My Cousin Rachel is in essence an exploration of the intriguing ambiguity of an atypical, ahead of her time woman. Hence the haunting question at the core of this movie: did she or didn’t she kill her husband and young Philip’s cousin and guardian? Entrusting the whole weight of his creation on the prodigious expressing abilities of his female star, Rachel Weisz, Mitchell succeeds in bringing this beguiling ambiguity to life. To make it real, familiar and irresistible.
Under the always still waters of her proper appearance and behaviour, Weisz’s cousin, Rachel, communicates a seething pathos and will for independence.
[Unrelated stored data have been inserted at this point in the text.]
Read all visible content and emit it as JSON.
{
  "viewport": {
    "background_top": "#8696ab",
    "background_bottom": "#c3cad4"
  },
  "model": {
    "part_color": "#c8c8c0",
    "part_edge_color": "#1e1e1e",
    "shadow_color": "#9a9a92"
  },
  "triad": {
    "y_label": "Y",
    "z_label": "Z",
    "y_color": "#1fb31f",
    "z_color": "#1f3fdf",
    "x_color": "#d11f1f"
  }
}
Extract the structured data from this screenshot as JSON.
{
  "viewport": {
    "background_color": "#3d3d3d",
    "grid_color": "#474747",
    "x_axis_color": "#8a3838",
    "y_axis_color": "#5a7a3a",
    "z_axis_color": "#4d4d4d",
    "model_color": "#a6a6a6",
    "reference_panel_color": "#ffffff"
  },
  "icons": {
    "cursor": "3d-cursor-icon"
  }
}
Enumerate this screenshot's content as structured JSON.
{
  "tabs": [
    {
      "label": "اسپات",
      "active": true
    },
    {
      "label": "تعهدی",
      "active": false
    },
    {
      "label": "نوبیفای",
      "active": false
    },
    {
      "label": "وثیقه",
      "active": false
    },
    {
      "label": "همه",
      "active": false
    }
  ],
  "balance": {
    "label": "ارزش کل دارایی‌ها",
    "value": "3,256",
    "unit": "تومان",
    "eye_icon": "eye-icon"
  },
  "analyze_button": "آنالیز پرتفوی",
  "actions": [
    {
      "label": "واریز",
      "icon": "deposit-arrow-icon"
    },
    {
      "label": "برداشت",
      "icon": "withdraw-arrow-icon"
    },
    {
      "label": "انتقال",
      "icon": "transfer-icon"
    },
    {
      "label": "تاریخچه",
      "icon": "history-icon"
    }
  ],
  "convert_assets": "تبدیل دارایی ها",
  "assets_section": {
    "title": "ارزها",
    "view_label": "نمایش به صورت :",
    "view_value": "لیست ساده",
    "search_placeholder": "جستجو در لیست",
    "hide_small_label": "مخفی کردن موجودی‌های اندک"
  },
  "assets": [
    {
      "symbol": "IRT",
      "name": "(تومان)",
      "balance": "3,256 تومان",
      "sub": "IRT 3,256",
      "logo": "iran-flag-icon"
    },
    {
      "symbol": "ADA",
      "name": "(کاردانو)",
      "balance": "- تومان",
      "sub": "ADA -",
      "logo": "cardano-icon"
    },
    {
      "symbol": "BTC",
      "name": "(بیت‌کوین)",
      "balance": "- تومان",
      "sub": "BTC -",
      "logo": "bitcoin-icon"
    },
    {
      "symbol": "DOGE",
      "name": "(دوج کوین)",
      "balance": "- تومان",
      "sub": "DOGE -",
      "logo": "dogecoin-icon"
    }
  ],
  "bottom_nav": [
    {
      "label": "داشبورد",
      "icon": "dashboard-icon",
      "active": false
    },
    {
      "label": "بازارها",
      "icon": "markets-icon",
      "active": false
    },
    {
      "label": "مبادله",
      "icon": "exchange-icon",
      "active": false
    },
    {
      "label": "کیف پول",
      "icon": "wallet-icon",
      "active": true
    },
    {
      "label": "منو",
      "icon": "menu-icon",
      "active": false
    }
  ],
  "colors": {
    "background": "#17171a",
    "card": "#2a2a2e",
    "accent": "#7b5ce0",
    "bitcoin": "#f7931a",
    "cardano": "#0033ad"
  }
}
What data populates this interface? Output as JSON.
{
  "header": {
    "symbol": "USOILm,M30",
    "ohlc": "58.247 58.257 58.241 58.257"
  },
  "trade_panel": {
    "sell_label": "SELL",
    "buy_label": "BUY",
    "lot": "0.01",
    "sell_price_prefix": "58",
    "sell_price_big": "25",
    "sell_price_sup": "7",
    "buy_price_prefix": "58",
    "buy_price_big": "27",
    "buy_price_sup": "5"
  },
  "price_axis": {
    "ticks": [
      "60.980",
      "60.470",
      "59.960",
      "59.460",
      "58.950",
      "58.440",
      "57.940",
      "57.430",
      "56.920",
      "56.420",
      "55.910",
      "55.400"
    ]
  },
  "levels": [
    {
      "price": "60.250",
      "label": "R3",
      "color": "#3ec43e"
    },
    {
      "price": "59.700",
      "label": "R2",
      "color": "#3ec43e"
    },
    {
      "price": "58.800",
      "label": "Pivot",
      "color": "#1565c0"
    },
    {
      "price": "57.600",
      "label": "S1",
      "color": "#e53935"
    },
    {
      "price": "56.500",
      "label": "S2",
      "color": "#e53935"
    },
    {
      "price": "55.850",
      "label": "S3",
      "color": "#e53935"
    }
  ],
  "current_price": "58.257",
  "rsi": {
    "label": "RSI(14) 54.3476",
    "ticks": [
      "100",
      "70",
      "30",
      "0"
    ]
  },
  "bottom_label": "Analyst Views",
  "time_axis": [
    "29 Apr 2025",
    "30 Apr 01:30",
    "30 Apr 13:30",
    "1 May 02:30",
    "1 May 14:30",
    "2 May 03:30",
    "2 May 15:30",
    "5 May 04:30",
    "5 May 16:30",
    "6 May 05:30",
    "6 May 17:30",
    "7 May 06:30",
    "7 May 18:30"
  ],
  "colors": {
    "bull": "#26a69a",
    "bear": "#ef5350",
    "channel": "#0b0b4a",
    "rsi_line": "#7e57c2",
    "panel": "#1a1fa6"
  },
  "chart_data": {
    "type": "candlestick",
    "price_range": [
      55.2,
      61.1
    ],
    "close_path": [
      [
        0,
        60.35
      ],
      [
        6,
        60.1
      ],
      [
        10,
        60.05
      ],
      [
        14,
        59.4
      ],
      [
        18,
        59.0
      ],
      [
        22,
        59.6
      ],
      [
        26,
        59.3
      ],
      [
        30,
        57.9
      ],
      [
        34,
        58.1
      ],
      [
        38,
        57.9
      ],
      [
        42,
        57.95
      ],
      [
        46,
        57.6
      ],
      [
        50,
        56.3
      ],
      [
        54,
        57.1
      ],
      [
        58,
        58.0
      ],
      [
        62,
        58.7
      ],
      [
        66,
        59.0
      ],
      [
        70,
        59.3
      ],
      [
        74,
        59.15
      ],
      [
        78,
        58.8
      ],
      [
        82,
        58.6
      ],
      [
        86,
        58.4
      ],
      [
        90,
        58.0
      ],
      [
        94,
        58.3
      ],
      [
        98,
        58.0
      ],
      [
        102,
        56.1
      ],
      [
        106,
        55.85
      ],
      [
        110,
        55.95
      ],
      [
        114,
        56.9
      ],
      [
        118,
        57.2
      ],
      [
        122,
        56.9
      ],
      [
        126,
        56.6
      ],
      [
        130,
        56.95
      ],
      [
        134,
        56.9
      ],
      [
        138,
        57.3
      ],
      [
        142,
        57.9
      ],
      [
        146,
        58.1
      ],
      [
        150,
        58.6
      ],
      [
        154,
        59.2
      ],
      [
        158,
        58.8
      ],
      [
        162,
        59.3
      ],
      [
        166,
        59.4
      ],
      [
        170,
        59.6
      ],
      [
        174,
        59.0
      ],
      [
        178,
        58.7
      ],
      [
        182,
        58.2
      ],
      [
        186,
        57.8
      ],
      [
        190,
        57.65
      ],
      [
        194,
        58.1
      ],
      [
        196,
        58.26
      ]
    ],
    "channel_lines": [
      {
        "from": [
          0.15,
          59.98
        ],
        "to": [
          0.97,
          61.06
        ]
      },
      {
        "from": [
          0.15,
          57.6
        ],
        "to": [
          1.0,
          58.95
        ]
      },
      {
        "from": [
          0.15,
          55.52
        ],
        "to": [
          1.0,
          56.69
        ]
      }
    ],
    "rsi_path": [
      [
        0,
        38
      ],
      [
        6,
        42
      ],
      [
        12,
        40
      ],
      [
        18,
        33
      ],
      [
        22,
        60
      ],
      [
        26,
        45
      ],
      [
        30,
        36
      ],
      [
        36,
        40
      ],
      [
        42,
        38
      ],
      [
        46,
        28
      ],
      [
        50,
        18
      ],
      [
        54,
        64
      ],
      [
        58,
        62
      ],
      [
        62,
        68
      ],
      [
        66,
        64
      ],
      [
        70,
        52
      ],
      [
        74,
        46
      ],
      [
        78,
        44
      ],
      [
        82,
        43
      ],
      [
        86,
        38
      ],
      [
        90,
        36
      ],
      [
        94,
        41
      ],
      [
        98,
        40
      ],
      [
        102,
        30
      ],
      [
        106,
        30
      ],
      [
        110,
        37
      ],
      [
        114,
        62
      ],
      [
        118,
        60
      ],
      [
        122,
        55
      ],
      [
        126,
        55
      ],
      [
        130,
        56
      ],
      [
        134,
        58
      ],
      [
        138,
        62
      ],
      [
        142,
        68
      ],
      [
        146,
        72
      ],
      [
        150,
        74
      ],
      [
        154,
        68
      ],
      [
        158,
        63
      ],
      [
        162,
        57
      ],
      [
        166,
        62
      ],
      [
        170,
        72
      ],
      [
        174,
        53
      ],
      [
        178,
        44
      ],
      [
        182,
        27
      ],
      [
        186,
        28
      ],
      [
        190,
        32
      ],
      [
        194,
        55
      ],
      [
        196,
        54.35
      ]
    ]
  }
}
As she is seduced or, perhaps more accurately, let herself be seduced by young Philip (who at first is out for revenge of the death of his guardian) she is disarmingly either endearing or menacing, and at times both. Her dangerous charisma permeates the screen and becomes the main, if not the only reason to see this film.
Unlike his brilliant star though, little else stirs in this unexpected and ambitious latest of Mitchell’s endeavours. The rest of the cast, Ian Glen, Holiday Grainger and Sam Claflin, are spot on, but they are not actually given much or exceptionally challenging to do. Claflin’s Philip especially is nothing more than an – often infuriating – predictably naive and inexperience youngster, battling an anything but extraordinary Oedipus complex.
Furthermore, on the one hand, no matter the countless lit candles, the interior scenes lack the lurking shadows, heightened contrast and steep camera angles that make Hitchcock’s gothic masterpiece Rebecca still so imposing and mesmerising.
And on the other, the exterior scenes, in the beautiful Italian or British countryside, may not be sun-drenched exactly, but they are not grey, or stormy enough to engagingly reflect the main characters’ disposition. Consequently and unlike its fascinating trailer (edited to the beat of a very modern, yet eerily appropriate song), this film feels more like a quirky romantic dramedy than a mystery romance.
It is no accident then, that apart from Weisz, this film’s only other, truly shining trait is Tim Barlow as the… ancient, “battler”, Seecombe – a typical comic relief role that would, unchanged, perfectly fit in any modern day rom com!